Center for Cancer and Blood Disorders, Phoenix Children's Hospital, Phoenix, AZ, United States.
Division of Genetics and Metabolism, Phoenix Children's Hospital, Phoenix, AZ, United States.
Front Immunol. 2020 May 21;11:1000. doi: 10.3389/fimmu.2020.01000. eCollection 2020.
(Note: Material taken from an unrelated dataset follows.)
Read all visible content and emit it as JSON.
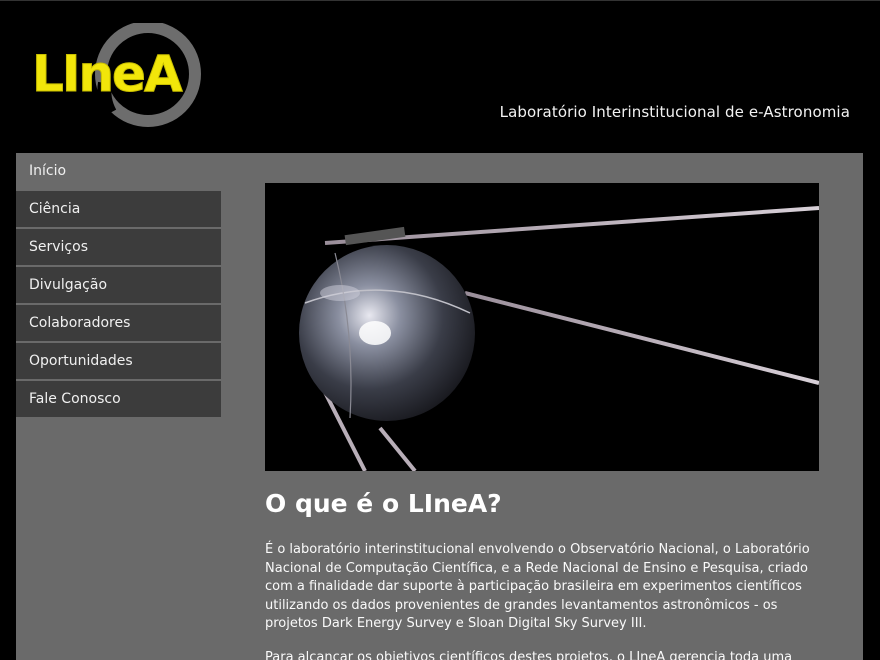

A 3.5 year old Hispanic female presented with signs and symptoms concerning for MPS II (Hunter Syndrome). The diagnosis of MPS II was confirmed by enzyme and molecular testing. Genetic evaluation revealed undetectable plasma iduronate-2-sulfatase enzyme activity and an inversion between intron 7 of the gene and a region near exon 3 of . This inversion is the molecular cause for ~8% of cases of MPS II and often results in a severe phenotype. X-inactivation studies revealed an inactivation ratio of 100:0. Given the patient's undetectable enzyme level, in combination with a severe IDS gene mutation, classic features at time of presentation, and the significantly skewed X inactivation, there was concern that she was at high risk of developing high and sustained antibody titers to idursulfase which would limit her benefit from enzyme replacement therapy (ERT). Anti-drug neutralizing antibodies to idursulfase have been associated with reduced systemic exposure to idursulfase and poorer clinical outcomes. Therefore, the decision was made to concurrently treat the patient with immune tolerance induction therapy during the first month of treatment with idursulfase in order to decrease the risk of developing high sustained antibody titers. The immune tolerance induction protocol consisted of rituximab weekly for 4 weeks, methotrexate three times a week for 3 weeks and monthly IVIG through B-cell and immunoglobulin recovery. Immune tolerance induction was initiated concurrently with the start of ERT. The patient had no significant adverse effects related to undergoing immune tolerance induction therapy and two and half years later is doing well with significantly reduced urine glycosaminoglycans and very low anti-drug antibody titers. This immune tolerance induction protocol could be considered for other patients with MPS II as well as patients with other lysosomal storage disorders who are starting on enzyme replacement therapy and are at high risk of developing neutralizing anti-drug antibodies.
一位 3.5 岁的西班牙裔女性出现了疑似 MPS II(亨特综合征)的症状和体征。MPS II 的诊断通过酶和分子检测得到确认。基因评估显示,血浆艾杜糖-2-硫酸酯酶活性无法检测到, 基因第 7 内含子与第 3 外显子附近区域之间发生了倒位。这种倒位是约 8%的 MPS II 病例的分子原因,通常导致严重的表型。X 染色体失活研究显示失活比为 100:0。鉴于患者的酶水平无法检测到,加上严重的 IDS 基因突变、发病时的典型特征以及明显偏斜的 X 染色体失活,人们担心她有很高的风险产生针对艾杜硫酸酶的高且持续的抗体滴度,从而限制她从酶替代疗法(ERT)中获益。针对艾杜硫酸酶的抗药物中和抗体与艾杜硫酸酶的系统暴露减少和较差的临床结局有关。因此,决定在开始 ERT 的第一个月同时对患者进行免疫耐受诱导治疗,以降低产生高持续抗体滴度的风险。免疫耐受诱导方案包括每周用利妥昔单抗治疗 4 周、每周用甲氨蝶呤治疗 3 周和每月静脉注射免疫球蛋白以恢复 B 细胞和免疫球蛋白。免疫耐受诱导与 ERT 的开始同时进行。患者在接受免疫耐受诱导治疗方面没有出现明显的不良反应,两年半后,她的病情良好,尿液糖胺聚糖显著减少,抗药物抗体滴度非常低。该免疫耐受诱导方案可考虑用于其他 MPS II 患者以及开始接受酶替代治疗且有产生中和抗药物抗体高风险的其他溶酶体贮积症患者。